Figures of speech enhance the author's creation. This is true of any genre and any form of writing. The effective use of figures of speech brings to life what would have been mere words, phrases and sentences. They express the author's intent and take the reader on a journey through what he or she experienced or imagined or witnessed at a specific period or periods in time. It brings beauty, emphasis and clarity to what could have been just a mundane and impoverished rendition.
Through the use of figures of speech, the author makes significant the insignificant, makes seem less important the overemphasised, brings colour and light, insight, understanding and clarity. Figures of speech allow us to assess, interpret and critically analyze not only the writer's attempt, but also his or her purpose.

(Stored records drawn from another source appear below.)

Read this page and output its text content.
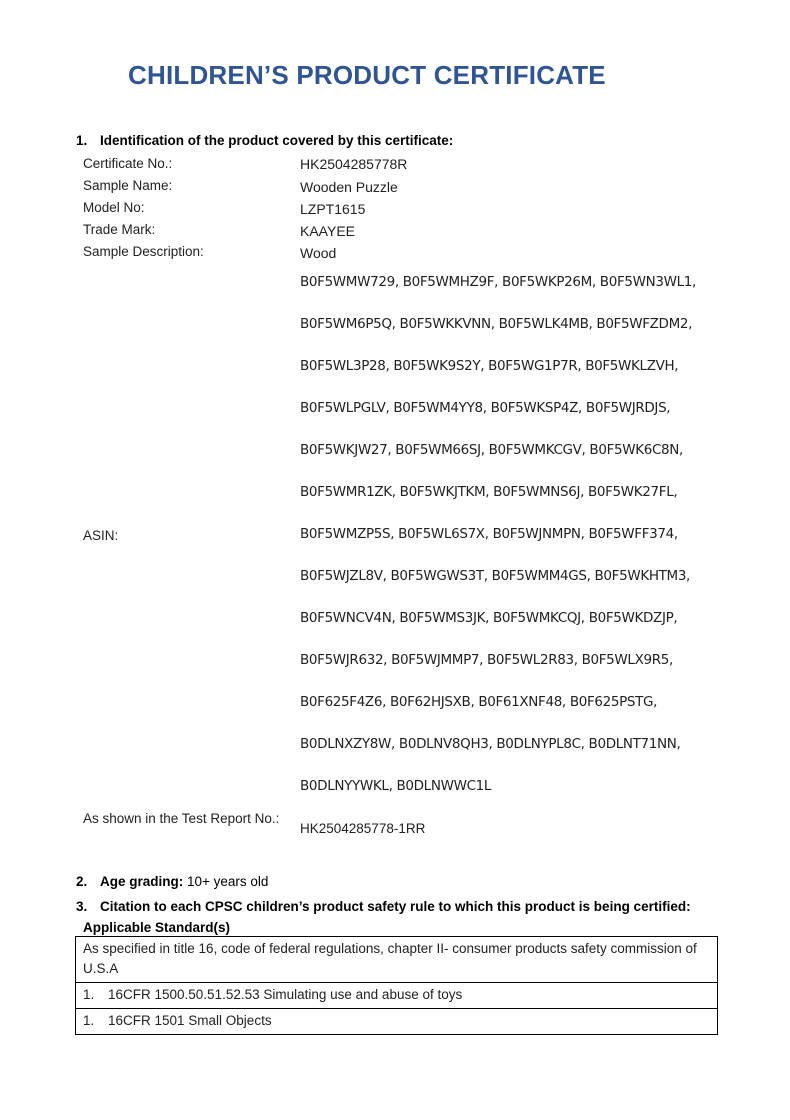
CHILDREN’S PRODUCT CERTIFICATE
1. Identification of the product covered by this certificate:
Certificate No.:	HK2504285778R
Sample Name:	Wooden Puzzle
Model No:	LZPT1615
Trade Mark:	KAAYEE
Sample Description:	Wood
ASIN:
B0F5WMW729, B0F5WMHZ9F, B0F5WKP26M, B0F5WN3WL1,
B0F5WM6P5Q, B0F5WKKVNN, B0F5WLK4MB, B0F5WFZDM2,
B0F5WL3P28, B0F5WK9S2Y, B0F5WG1P7R, B0F5WKLZVH,
B0F5WLPGLV, B0F5WM4YY8, B0F5WKSP4Z, B0F5WJRDJS,
B0F5WKJW27, B0F5WM66SJ, B0F5WMKCGV, B0F5WK6C8N,
B0F5WMR1ZK, B0F5WKJTKM, B0F5WMNS6J, B0F5WK27FL,
B0F5WMZP5S, B0F5WL6S7X, B0F5WJNMPN, B0F5WFF374,
B0F5WJZL8V, B0F5WGWS3T, B0F5WMM4GS, B0F5WKHTM3,
B0F5WNCV4N, B0F5WMS3JK, B0F5WMKCQJ, B0F5WKDZJP,
B0F5WJR632, B0F5WJMMP7, B0F5WL2R83, B0F5WLX9R5,
B0F625F4Z6, B0F62HJSXB, B0F61XNF48, B0F625PSTG,
B0DLNXZY8W, B0DLNV8QH3, B0DLNYPL8C, B0DLNT71NN,
B0DLNYYWKL, B0DLNWWC1L
As shown in the Test Report No.:
HK2504285778-1RR
2. Age grading: 10+ years old
3. Citation to each CPSC children’s product safety rule to which this product is being certified:
Applicable Standard(s)
As specified in title 16, code of federal regulations, chapter II- consumer products safety commission of U.S.A
1. 16CFR 1500.50.51.52.53 Simulating use and abuse of toys
1. 16CFR 1501 Small Objects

Figures of speech are the palette from which the author works, and he or she might choose to enhance his or her creation by applying the appropriate "colors" as it were, in his or her writing. A dab of metaphor here, a stroke of personification there, what about a dramatic slash of simile or onomatopoeia there?
All of this adds flavor to writing and makes the experience of reading so much more enjoyable. We can feel what the author felt, we can see what he or she has seen, we empathize with him or her, experience his or her joy, frustration, pain and anger because we are effectively guided through the experience by figures of speech - they are our map, our guide to better understand and appreciate what the author has so unselfishly shared with us.
Imagine if poets such as Robert Burns, in declaring his love, had not written his inspirational:
'My love is like a red red rose
That's newly sprung in June ...'
in 1794 without using figures of speech? We would have been so much the poorer for it.